Christmas in the mountains was kind of beautiful.

My father had moved here during the time where I dropped off the map, settling down in a large cabin just remote enough that I almost hadn't been able to find him there, and it was perfect. Matthew had moved away a year after I returned, but his room was upstairs on the third floor, the highest spot in the house, overlooking the drop of the mountain. Mine was on the ground floor, facing the road. Perhaps, in the year I had been gone, I'd had enough of daring adventures.

I returned to Valerie having made contact, out of treatment and into formal training to become a real psychiatrist, someone there to help others and not to analyze them. She was living in Britain, somewhere quiet around Brighton. She was happier. Really, that's all that mattered.

She also had welcomed me with knowledge about Meade, who had apparently attempted to call me, only to be told the phone was no longer in service. He had spent a lot of time wandering around Asia, and he spent another year or so doing much of the same before he was happy enough to come back. But he did come back. So I guess that was something.

At first, my father was furious with me. Furious and relieved, if a lot furious, but I had reached the point where I could understand him. I didn't feel angry back at him, I didn't feel like he didn't understand. I was clear-headed enough to know his point of view, and to sympathize with it.

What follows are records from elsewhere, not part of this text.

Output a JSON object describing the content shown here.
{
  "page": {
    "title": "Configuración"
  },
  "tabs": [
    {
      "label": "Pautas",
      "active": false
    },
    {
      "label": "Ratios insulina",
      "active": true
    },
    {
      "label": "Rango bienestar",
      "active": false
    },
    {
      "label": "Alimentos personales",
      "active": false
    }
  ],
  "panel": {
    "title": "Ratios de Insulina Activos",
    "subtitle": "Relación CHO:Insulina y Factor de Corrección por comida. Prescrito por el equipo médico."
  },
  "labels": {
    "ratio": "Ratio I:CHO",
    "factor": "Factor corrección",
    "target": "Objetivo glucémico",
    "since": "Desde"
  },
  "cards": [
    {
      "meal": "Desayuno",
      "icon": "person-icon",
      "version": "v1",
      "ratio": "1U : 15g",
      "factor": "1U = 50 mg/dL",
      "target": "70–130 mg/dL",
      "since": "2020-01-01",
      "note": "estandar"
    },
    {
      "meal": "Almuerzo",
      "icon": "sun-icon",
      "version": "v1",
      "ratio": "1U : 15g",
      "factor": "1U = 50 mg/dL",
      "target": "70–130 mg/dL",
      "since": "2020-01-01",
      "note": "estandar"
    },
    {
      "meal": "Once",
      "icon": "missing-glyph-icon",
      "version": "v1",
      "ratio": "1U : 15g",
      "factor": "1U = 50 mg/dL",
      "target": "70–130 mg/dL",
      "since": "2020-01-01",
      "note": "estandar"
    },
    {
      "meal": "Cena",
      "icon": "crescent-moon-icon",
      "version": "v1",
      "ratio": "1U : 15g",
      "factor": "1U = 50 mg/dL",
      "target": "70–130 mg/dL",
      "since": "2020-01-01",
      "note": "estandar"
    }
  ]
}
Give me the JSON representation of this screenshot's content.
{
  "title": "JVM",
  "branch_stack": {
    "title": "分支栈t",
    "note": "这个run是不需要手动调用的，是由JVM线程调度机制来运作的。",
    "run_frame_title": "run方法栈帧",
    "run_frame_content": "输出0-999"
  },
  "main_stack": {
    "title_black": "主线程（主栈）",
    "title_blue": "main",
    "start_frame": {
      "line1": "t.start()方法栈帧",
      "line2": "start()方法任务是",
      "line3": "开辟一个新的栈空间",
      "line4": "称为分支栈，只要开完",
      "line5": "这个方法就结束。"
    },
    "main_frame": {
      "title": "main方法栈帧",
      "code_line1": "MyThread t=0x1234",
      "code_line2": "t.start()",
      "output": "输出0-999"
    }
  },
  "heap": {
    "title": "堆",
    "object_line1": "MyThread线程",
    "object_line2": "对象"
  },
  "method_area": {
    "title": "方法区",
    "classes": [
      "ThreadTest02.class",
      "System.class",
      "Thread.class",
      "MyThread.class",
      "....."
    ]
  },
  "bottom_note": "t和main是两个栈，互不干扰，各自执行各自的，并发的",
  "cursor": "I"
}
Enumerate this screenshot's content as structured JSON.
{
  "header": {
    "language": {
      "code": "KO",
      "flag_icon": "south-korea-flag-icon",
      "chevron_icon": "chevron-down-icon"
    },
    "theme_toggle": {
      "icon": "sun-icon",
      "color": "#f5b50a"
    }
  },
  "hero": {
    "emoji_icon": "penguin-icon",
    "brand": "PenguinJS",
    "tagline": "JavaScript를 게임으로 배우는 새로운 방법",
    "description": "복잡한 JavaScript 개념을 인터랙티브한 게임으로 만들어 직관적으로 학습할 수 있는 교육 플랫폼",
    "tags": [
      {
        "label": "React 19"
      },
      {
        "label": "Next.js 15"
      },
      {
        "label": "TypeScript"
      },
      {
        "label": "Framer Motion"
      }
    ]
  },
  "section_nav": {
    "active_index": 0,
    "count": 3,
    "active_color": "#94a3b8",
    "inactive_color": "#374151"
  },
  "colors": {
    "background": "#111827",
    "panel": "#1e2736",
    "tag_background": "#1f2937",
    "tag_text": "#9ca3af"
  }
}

I spent exactly one year wandering through mainland Europe. I went back to Barcelona and retraced so many of the steps I took, on my own and with Caitie in disguise, La Rambla teeming with just as much life and laughter as I remembered. I spent a couple of weeks traveling down the coast of Italy, and then back up; I must have spent three days sitting by the riverside in Vienna, and then another three in opera houses. I followed the Danube through Budapest, and then broke off at Belgrade, heading south to Greece, where I stood on the Parthenon's ruins and looked out at the city around it, and I retreated to the small island of Ikaria and spent a few days on the beach, teaching locals French for Greek lessons in return. I went to Sofia, Bulgaria; I went to Brasov, Romania; I went to Warsaw, Poland. I went everywhere I had never gone before and I talked to people I otherwise wouldn't have met. I walked until my head was so clear that I didn't realize it had even been weeks, maybe even months, since thinking of Helford.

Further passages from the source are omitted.